Editor's Note: This article was published originally by the Ecosystem Marketplace and is reprinted with permission.
The Copenhagen Accord may have disappointed many of us, but it also yielded agreement on the need to develop financing mechanisms for reducing greenhouse gas emissions from deforestation and forest degradation (REDD). For REDD to work, however, investors will have to be on board – and for that to happen, the forestry markets will have to become more transparent and trustworthy.
To promote that transparency and trustworthiness, Ecosystem Marketplace spent the past year speaking with more than 100 market participants -- 65 of whom develop forest protection and restoration projects, primarily in rainforest nations, and 37 of whom act as intermediaries. These participants accounted for 230 projects generating credits across 40 countries over the past 20 years.
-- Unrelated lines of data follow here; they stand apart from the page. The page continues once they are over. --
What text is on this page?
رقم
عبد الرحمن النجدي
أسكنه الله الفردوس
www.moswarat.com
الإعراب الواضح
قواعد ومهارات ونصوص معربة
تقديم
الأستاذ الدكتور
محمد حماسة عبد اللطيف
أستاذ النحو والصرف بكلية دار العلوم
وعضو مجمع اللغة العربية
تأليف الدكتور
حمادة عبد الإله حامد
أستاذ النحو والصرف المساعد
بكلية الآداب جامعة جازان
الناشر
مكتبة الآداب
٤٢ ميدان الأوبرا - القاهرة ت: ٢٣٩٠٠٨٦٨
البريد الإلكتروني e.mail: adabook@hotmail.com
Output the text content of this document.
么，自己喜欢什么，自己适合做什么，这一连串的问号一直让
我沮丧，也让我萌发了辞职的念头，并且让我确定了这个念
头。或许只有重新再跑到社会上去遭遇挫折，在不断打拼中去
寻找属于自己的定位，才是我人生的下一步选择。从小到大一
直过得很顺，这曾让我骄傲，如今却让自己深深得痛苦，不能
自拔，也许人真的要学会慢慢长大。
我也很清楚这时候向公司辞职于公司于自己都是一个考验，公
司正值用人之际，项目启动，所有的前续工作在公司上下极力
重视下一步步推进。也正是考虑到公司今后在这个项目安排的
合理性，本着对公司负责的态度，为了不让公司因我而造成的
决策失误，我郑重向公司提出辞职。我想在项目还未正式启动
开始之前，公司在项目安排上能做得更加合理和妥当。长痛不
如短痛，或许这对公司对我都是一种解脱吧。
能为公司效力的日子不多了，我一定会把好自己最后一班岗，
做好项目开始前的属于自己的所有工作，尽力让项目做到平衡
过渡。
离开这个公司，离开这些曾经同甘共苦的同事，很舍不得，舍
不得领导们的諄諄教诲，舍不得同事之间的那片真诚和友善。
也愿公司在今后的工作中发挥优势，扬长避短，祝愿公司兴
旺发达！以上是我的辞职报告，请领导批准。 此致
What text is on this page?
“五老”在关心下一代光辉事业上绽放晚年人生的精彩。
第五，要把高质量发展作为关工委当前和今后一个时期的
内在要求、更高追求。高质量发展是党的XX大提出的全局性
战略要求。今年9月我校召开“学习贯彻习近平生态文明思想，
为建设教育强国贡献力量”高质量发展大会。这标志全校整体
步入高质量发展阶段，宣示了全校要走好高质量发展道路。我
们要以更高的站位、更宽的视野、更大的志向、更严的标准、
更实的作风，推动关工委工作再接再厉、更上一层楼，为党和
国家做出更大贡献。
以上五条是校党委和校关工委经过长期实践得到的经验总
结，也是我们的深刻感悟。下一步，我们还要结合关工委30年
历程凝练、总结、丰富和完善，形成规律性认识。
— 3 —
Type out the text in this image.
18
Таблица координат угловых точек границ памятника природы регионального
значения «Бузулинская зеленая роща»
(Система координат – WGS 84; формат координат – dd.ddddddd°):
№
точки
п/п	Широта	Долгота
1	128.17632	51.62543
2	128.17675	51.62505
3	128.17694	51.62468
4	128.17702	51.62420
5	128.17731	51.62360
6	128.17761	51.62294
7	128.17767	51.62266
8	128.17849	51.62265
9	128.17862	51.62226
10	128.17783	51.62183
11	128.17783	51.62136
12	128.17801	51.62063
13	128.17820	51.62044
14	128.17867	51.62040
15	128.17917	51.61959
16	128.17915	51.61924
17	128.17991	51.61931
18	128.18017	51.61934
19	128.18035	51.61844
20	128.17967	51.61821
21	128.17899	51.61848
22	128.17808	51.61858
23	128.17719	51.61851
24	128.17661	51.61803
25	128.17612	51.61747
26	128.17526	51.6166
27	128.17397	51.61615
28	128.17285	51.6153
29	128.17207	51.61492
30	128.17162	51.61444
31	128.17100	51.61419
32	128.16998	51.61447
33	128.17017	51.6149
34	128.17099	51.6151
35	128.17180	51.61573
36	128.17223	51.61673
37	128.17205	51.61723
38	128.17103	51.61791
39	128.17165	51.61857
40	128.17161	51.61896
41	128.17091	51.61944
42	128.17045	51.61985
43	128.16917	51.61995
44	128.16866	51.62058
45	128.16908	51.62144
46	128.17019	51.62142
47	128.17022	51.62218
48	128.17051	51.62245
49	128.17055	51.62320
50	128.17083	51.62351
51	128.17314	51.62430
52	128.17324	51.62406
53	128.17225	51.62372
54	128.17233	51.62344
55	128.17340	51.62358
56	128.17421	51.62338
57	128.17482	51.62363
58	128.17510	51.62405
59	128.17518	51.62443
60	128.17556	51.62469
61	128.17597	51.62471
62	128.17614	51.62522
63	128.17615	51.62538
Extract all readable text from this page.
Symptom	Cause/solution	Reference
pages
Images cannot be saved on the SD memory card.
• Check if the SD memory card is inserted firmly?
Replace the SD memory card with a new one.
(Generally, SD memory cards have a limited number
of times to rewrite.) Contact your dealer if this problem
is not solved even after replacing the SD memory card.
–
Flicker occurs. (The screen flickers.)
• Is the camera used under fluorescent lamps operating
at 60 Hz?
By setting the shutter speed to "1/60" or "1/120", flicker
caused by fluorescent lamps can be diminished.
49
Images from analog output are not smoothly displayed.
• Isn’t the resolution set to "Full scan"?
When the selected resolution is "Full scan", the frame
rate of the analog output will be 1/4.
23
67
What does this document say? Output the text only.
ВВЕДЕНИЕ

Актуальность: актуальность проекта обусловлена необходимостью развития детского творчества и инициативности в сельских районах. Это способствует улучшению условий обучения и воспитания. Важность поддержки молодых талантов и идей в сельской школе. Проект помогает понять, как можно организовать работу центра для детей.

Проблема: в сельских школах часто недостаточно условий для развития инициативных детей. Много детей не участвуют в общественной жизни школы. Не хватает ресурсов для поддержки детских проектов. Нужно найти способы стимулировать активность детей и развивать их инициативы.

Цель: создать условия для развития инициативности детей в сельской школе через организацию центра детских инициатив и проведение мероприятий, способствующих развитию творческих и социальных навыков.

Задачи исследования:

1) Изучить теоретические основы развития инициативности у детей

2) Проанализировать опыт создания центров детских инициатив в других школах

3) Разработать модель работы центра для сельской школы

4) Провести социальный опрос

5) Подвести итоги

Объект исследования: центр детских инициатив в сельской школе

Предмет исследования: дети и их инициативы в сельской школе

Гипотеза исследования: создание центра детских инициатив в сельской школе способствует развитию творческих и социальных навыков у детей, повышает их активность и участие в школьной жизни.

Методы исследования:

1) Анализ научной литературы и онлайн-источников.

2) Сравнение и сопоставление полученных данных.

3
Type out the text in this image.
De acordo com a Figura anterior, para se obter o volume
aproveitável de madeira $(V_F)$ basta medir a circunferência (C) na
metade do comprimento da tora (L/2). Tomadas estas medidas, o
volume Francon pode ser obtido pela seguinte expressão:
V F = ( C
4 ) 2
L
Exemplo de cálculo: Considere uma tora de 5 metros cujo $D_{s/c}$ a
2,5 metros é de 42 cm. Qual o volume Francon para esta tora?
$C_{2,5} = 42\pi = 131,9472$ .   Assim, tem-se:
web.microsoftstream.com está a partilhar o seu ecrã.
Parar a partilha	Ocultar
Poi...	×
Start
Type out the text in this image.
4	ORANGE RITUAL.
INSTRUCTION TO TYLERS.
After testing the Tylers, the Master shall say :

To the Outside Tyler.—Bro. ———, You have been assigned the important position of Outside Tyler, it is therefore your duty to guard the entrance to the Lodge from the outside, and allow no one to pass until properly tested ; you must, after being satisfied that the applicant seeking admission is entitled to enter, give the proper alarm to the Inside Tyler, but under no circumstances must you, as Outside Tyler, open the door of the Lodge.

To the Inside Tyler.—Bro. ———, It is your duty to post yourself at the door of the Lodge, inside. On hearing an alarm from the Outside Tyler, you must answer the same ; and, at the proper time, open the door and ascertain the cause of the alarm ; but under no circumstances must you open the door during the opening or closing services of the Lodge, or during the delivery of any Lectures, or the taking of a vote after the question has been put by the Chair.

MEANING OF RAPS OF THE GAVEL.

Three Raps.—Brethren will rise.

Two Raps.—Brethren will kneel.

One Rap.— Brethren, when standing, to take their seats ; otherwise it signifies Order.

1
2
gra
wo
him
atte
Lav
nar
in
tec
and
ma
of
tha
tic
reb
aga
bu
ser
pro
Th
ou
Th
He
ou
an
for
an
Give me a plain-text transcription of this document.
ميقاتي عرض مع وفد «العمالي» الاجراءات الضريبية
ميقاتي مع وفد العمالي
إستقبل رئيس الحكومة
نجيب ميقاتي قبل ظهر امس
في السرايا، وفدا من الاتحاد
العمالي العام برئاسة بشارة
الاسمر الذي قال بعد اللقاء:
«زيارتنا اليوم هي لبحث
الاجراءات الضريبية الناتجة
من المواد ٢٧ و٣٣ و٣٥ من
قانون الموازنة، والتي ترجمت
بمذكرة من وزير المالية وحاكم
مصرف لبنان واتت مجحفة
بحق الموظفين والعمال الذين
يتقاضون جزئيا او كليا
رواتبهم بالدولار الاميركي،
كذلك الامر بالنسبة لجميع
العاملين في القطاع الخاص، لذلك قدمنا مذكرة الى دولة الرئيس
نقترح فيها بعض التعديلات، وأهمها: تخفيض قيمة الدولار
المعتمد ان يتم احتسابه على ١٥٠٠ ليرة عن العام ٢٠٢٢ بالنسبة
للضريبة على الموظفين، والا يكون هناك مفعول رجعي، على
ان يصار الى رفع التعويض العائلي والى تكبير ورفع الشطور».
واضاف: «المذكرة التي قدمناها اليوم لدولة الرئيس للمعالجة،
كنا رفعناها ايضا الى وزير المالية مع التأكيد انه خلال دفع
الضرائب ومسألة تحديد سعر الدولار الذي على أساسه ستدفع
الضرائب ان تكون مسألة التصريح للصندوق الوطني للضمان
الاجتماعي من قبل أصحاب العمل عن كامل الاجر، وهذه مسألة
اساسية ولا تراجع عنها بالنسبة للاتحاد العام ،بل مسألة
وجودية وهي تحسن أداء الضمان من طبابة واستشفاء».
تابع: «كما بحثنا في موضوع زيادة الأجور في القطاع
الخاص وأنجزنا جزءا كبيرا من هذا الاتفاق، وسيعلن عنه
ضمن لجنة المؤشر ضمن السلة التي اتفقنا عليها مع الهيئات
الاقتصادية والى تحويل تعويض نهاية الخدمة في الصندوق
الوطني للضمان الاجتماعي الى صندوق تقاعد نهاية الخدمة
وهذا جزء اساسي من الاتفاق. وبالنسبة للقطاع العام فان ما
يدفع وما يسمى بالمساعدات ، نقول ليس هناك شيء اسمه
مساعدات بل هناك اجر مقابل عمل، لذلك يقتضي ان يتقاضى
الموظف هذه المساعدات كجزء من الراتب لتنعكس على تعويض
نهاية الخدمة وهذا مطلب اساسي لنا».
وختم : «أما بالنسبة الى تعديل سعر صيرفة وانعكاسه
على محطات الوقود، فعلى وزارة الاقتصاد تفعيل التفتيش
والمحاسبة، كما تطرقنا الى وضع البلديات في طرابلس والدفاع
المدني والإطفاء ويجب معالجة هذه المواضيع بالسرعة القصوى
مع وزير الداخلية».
The result is "State of the Forest Carbon Markets 2009: Taking Root & Branching Out" (pdf), which has been released with support from the World Bank BioCarbon Fund, Biological Capital, Ecosystem Restoration Associates and Baker McKenzie, as well as funding from the United States Agency for International Development (USAID), the David and Lucile Packard Foundation, the Norwegian Agency for Development Cooperation, the United Kingdom’s Department for International Development and the Surdna Foundation.
Rapid Growth and Recent Change
Respondents documented the impact of carbon finance on more than two million hectares of forests over the past 20 years. That impact has resulted in the capture of nearly 70 million tonnes of carbon (MtCO2) in trees -- although the bulk of this can be attributed to one massive project in the early 1990s that captured 47 MtCO2.
The findings also indicate substantial shifts in growth patterns over the past three years, during which these markets have matured substantially.
From 2007 through the first half of 2009 alone, forest carbon markets have funneled roughly $100 million into forestry conservation projects around the world, transacting 20.8 million MtCO2 in the process. In dollar terms, this period represents 67 percent of the market value of all forest carbon offsets, due to higher volumes and prices associated with emerging interest in the voluntary carbon markets overall, along with maturing standards and infrastructure.